|Geert Lovink on Sat, 15 Apr 2006 17:27:16 +0200 (CEST)|
[Date Prev] [Date Next] [Thread Prev] [Thread Next] [Date Index] [Thread Index]
From: postcapital <email@example.com>
POSTCAPITAL a project conceived by Carlos Garaicoa, Daniel G. Andújar and Iván de la Nuez. The authors have replaced the usual collective exhibition by the construction of a visual space from which to put forward and confront their concepts, ramified into publications, workshops, videos, scale models, a library, Internet connections and image banks.
La Virreina Exposicions Barcelona April 11 2006, 19.30 h
With the fall of the Berlin Wall and the collapse of the communist bloc, the countries of Eastern Europe entered a phase that was termed "postcommunist". In barely a decade, this diverse process - sometimes peaceful, other times violent (as happened in the countries of former Yugoslavia) - became the focus of attention of programmes, studies, diagnostics, theories, warnings, criticisms and applause of analysts as different as Ralph Dahrendorf and Slavoj Zizek, Timothy Garton Ash and Grzegorz Ekiert, Vesna Pusic and Tibor Papp, John le Carré and Frederick Jameson, Antonio Negri and Michael Hardt...
The West, under the umbrella of a range of emergency measures - a postmodern, and stingier, version of the former Marshall Plan for Europe following the Second World War -, laid down a series of economic, political and doctrinal recipes with a view to establishing a free-market order in the former communist territories. Whether by means of shock therapies, as in Russia, or through more moderate programmes, their efforts were aimed at converting those countries to capitalism and the market economy. All according to the basic rules of liberal democracy and the reformulation of their international relations (life under the rulings made by the IMF, entry into the European Union, membership of NATO, etc.).
Barely two decades later (17 years to be exact), we see that, in spite of the theories of the end of history - which presaged a boring and relaxed eternity for capitalism -, the West is involved in a process of changes that are only just beginning to be considered in their full magnitude. From both the right and the left, from Robert Kaplan to the penultimate recycling of Francis Fukuyama, as well as Ulrich Beck and Oskar Lafontaine, the belief that the world order stood on a sure basis started to explode in worrying fashion.
Without its dancing partner in the modern era (socialism), we have started to find liberalism more and more orthodox and less and less democratic. The old East-West standoff has given way to a confrontation between the West and the Arab world, between Christianity and Islam, between democracy and terrorism. And all this has given rise to a new geopolitical map the beginnings of which might be situated, chronologically, in the attacks on 11 September 2001 in the United States.
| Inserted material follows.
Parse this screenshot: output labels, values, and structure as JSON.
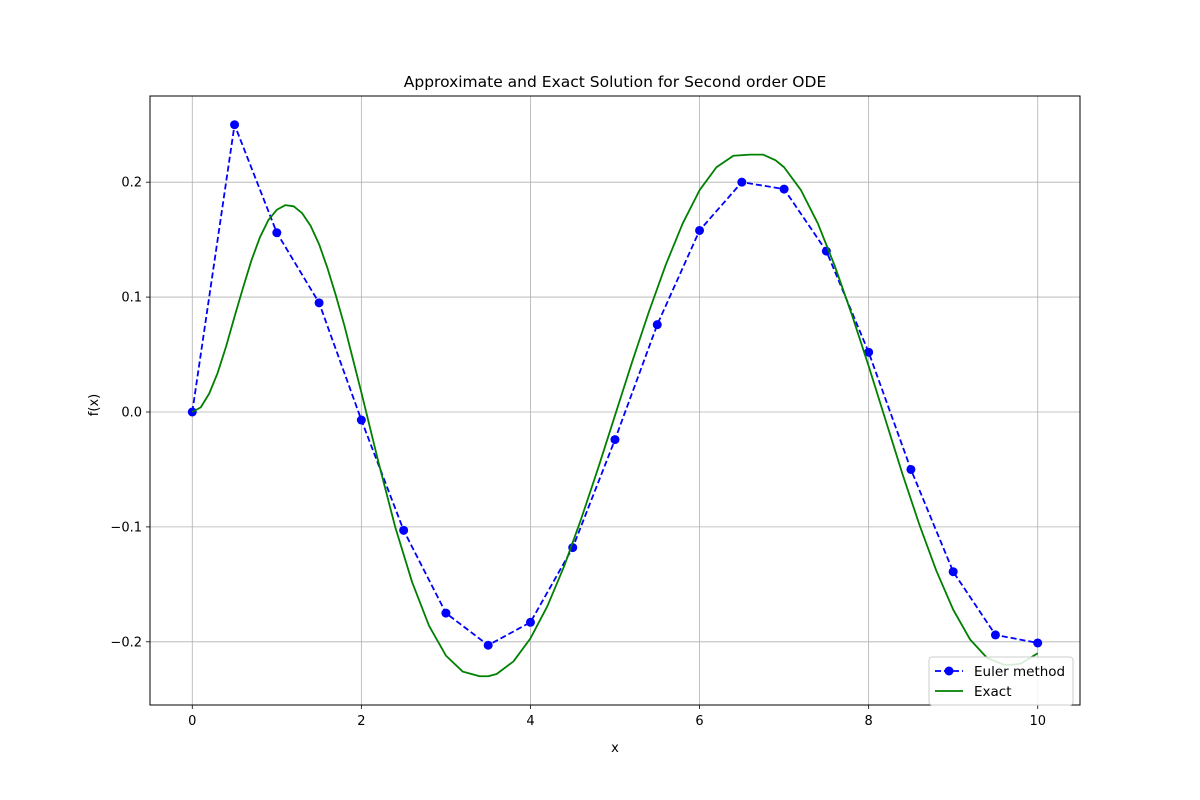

To sum it up in a sentence: the Berlin Wall also fell in on the West. And quasi-sacred terms that played a leading role in bringing down the governments and the borders in those countries of the former communist empire - "solidarity", "transparency" - were buried under the rubble of the old walls and the foundations of the new walls that are being put up in the new global politics. We call this situation "postcapital".